14 Dec 2011

Simple speech processing

Recently Peter Thornton G6NGR sent me a number of example circuits for speech processors, some dating back to the 1960s. Anyone who operates QRP SSB on HF or VHF will appreciate how important "punchy audio" is when running low power. One circuit I remember working extremely well was one based on an idea by John Hay G3TDZ. Back in the 1970s I was using 100mW AM on 2m and wanted to be heard across Cambridgeshire. My audio stage consisted of a couple of pre-emphasis stages followed by a hard audio clipper and a low pass active filter.

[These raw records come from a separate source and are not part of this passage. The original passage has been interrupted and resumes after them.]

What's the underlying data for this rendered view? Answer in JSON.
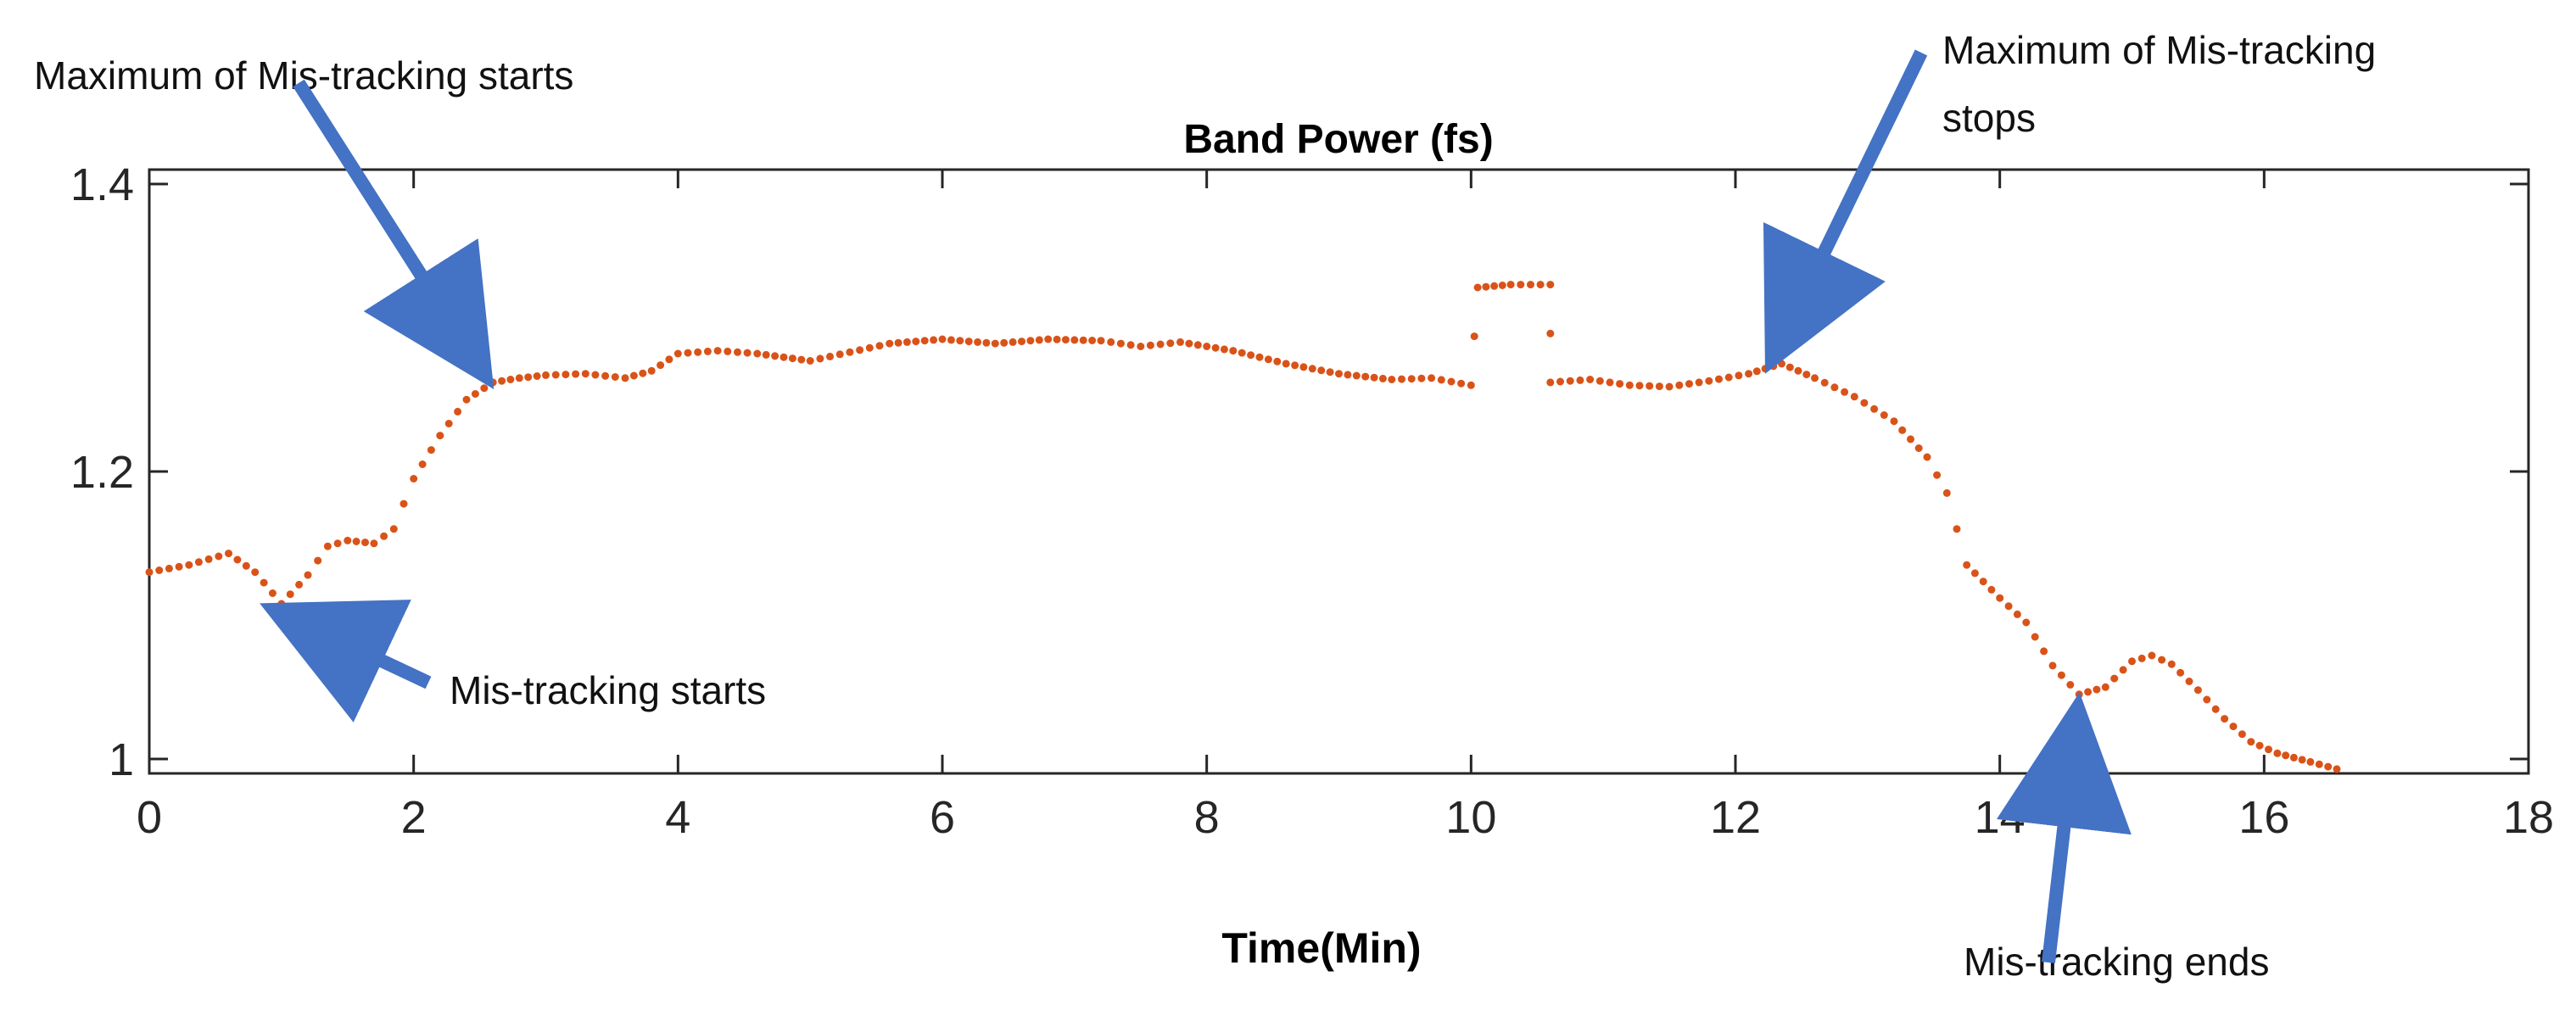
{
  "chart_data": {
    "type": "scatter",
    "title": "Band Power (fs)",
    "xlabel": "Time(Min)",
    "ylabel": "",
    "xlim": [
      0,
      18
    ],
    "ylim": [
      0.99,
      1.41
    ],
    "xticks": [
      0,
      2,
      4,
      6,
      8,
      10,
      12,
      14,
      16,
      18
    ],
    "yticks": [
      1,
      1.2,
      1.4
    ],
    "xtick_labels": [
      "0",
      "2",
      "4",
      "6",
      "8",
      "10",
      "12",
      "14",
      "16",
      "18"
    ],
    "ytick_labels": [
      "1",
      "1.2",
      "1.4"
    ],
    "series_color": "#D95319",
    "annotation_color": "#4472C4",
    "grid": false,
    "series": [
      {
        "name": "",
        "points": [
          [
            0.0,
            1.13
          ],
          [
            0.3,
            1.135
          ],
          [
            0.6,
            1.143
          ],
          [
            0.8,
            1.13
          ],
          [
            1.0,
            1.108
          ],
          [
            1.2,
            1.128
          ],
          [
            1.35,
            1.148
          ],
          [
            1.5,
            1.152
          ],
          [
            1.7,
            1.15
          ],
          [
            1.85,
            1.16
          ],
          [
            2.0,
            1.195
          ],
          [
            2.2,
            1.225
          ],
          [
            2.4,
            1.25
          ],
          [
            2.6,
            1.262
          ],
          [
            2.8,
            1.265
          ],
          [
            3.0,
            1.267
          ],
          [
            3.3,
            1.268
          ],
          [
            3.6,
            1.265
          ],
          [
            3.8,
            1.27
          ],
          [
            4.0,
            1.282
          ],
          [
            4.3,
            1.284
          ],
          [
            4.6,
            1.282
          ],
          [
            5.0,
            1.277
          ],
          [
            5.3,
            1.283
          ],
          [
            5.6,
            1.289
          ],
          [
            6.0,
            1.292
          ],
          [
            6.4,
            1.289
          ],
          [
            6.8,
            1.292
          ],
          [
            7.2,
            1.291
          ],
          [
            7.5,
            1.287
          ],
          [
            7.8,
            1.29
          ],
          [
            8.2,
            1.284
          ],
          [
            8.6,
            1.275
          ],
          [
            9.0,
            1.268
          ],
          [
            9.4,
            1.264
          ],
          [
            9.7,
            1.265
          ],
          [
            10.0,
            1.26
          ],
          [
            10.05,
            1.328
          ],
          [
            10.3,
            1.33
          ],
          [
            10.6,
            1.33
          ],
          [
            10.6,
            1.262
          ],
          [
            10.9,
            1.264
          ],
          [
            11.2,
            1.26
          ],
          [
            11.5,
            1.259
          ],
          [
            11.8,
            1.263
          ],
          [
            12.1,
            1.268
          ],
          [
            12.35,
            1.275
          ],
          [
            12.6,
            1.265
          ],
          [
            12.9,
            1.252
          ],
          [
            13.2,
            1.235
          ],
          [
            13.45,
            1.21
          ],
          [
            13.6,
            1.185
          ],
          [
            13.75,
            1.135
          ],
          [
            14.0,
            1.112
          ],
          [
            14.2,
            1.095
          ],
          [
            14.4,
            1.065
          ],
          [
            14.6,
            1.045
          ],
          [
            14.8,
            1.05
          ],
          [
            15.0,
            1.068
          ],
          [
            15.15,
            1.072
          ],
          [
            15.3,
            1.066
          ],
          [
            15.5,
            1.048
          ],
          [
            15.7,
            1.028
          ],
          [
            15.9,
            1.012
          ],
          [
            16.1,
            1.004
          ],
          [
            16.35,
            0.998
          ],
          [
            16.55,
            0.993
          ]
        ]
      }
    ],
    "annotations": [
      {
        "text": "Maximum of Mis-tracking starts",
        "x": 2.6,
        "y": 1.262
      },
      {
        "text": "Mis-tracking starts",
        "x": 1.0,
        "y": 1.108
      },
      {
        "text": "Maximum of Mis-tracking",
        "x": 12.35,
        "y": 1.275
      },
      {
        "text": "stops",
        "x": 12.35,
        "y": 1.275
      },
      {
        "text": "Mis-tracking ends",
        "x": 14.75,
        "y": 1.045
      }
    ]
  }
}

The result was an amazingly punchy signal with barely any change in audio level when talking. The 12dB/octave pre-emphasis helped to ensure that clipping of LF signals did not result in many artifacts within the audio passband. The LPF was essential because the heavy clipping  results in many audio harmonics which would otherwise result in a broadened signal. With just 100mW and a dipole the QRP AM signal was excellent copy across the county. I keep meaning to try the same circuit (if I can remember it) with the FT817. It would produce a mighty punchy QRP signal!


LY2SS said...

Here's very interesting work




Anonymous said...

Hello Roger

The speech processor used In the PW Melstock 70 MHz (Sept 2005 Tony Nailer ) AM Transmitter could be used In an SSB rig. The one advantage of using a processor for AM is you can acheive 100% modulation depth for a large part of the voice syllables with any over modulation being restricted. There was a simple design In PW early 1980's
using 4 BC109 transistors with diode clipping. I built the later which worked well with my FT221.